The other two defendants were a builder and a butcher.
The men also were convicted of raping women, beheading them afterward and throwing the bodies into a river.
The usual suspects -- outside Iraq of course -- complain about various procedures not being followed, and the possibility of mistakes; being human they will happen. The people in Iraq know better:
Still, the current system is widely considered a vast improvement from the time of Mr. Hussein. Though thousands of families were destroyed in his system, few equate it with today's proposed executions, human rights advocates said.
Aiad Jamal al-Din, a Shiite intellectual who supports the death penalty, said Iraqis even wanted public executions. He gave a succinct explanation for the popular support for the death penalty: "This is a war field. In every war, innocent people fall down."
In the early days of the insurgency, with the first suicide car-bombings, one constantly heard the refrain from the shocked bystanders, "No Iraqi could have done this, no Muslim could have done this" and even "If the Americans would just go away all of this would stop." The Iraqi people seemed unable to accept the facts staring them in the face: that it wasn't just Saddam's government that was the author of their misery, but thousands upon thousands of ordinary Iraqis, Sunni Arabs, who were Saddam's willing executioners, and, now that he had fallen, were willing to kill however many it took to get back in power. For the ordinary Iraqi, especially the Shi'ites, being Muslim was a reason to love your fellow Muslims, but the terrorists had gone deep into the esoteric "knowledge" beyond good and evil, the secret placed by Satan at the heart of every religion, that the favored of God must sin and sin again to prove the power of grace. And so blind vegetarians lived in a kingdom of seeing cannibals. And the Americans, living in their dreamland of peaceful, consensual movement of all Iraqis toward a mature democracy without the ugly business of retribution, never wanted to open their eyes, banning the death penalty and insisting that the insurgency was just a few "dead-end Ba'athists." Since then, it's been (in Daniel Pipes's phrase) "education by murder." And the Shi'ite vegetarians now have eyes in their heads and can see past the "Islam! Islam!" banner the Sunni cannibals carry.

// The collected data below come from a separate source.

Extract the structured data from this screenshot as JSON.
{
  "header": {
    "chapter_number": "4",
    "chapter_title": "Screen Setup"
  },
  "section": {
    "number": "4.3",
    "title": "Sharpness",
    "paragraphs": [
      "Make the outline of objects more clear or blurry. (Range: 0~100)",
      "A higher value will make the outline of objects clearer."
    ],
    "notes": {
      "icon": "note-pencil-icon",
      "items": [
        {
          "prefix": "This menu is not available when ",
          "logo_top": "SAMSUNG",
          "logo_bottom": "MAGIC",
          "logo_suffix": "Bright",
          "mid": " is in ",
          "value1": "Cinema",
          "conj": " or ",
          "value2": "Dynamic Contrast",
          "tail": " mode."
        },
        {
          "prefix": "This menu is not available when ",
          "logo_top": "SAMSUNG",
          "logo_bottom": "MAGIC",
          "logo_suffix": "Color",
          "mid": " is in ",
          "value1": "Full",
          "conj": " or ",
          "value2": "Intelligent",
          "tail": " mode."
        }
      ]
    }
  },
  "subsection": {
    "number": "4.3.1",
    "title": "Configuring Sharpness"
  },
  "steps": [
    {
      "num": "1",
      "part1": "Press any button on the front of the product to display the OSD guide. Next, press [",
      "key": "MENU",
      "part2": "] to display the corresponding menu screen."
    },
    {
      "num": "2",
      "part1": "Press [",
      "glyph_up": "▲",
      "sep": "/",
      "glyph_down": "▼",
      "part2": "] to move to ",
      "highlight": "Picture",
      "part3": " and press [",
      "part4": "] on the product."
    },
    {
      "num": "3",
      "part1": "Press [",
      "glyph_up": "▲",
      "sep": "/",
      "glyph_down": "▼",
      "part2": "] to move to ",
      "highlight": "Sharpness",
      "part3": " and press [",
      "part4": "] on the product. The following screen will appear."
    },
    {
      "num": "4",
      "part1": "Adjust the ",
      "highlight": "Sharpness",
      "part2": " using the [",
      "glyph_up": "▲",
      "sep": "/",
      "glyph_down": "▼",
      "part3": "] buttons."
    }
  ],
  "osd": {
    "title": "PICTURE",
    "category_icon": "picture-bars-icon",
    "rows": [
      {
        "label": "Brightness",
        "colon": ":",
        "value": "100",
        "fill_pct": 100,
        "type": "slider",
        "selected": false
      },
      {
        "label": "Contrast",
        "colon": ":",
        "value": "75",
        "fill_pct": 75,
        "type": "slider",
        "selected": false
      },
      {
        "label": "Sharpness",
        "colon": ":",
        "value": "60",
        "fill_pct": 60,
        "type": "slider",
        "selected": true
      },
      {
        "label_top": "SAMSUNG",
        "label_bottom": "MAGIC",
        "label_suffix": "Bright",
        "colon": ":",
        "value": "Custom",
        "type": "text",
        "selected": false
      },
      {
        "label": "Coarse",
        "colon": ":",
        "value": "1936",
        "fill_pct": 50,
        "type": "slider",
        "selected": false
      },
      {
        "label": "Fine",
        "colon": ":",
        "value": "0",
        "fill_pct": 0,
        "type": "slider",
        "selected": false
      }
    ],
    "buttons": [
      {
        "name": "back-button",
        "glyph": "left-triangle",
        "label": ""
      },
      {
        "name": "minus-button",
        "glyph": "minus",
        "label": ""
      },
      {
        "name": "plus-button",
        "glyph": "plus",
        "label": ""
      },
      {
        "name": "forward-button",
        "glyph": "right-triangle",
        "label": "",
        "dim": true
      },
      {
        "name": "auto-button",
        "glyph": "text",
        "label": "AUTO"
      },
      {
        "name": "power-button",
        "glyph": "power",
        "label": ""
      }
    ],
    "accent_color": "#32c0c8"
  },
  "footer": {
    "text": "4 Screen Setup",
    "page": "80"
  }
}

Mankind's been here before. Before the flood, God put his mark on Cain, the first murderer, keeping him free from man's hands, at the pain of a seven fold vengeance. And so Cain seed, Lamech, could kill at will, confident that God would avenge his death seventy-seven fold (Genesis 4). He did it so that the goodness of God might move them to repentance (Romans 2:4). But it didn't. The cannibal children of Cain ate the vegetarian children of Seth until wickedness overflowed the world. And God swept the whole place clean and gave a new rule: Now men -- good men, just men -- will eat animals, now the fear and dread of Noah's seed, the seed of Seth, will fall upon every creature. And now for the lifeblood of any man, God will demand blood from whoever sheds it, man or animal:
Whoever sheds the blood of man,
By man shall his blood be shed,
For in the image of God
Has God made man.
Now the rabbits are biting back, the hunters getting hunted. May God bless them to use this new power firmly and wisely.
UPDATE: David Warren's new column on the Iraqi constitution is right on the money.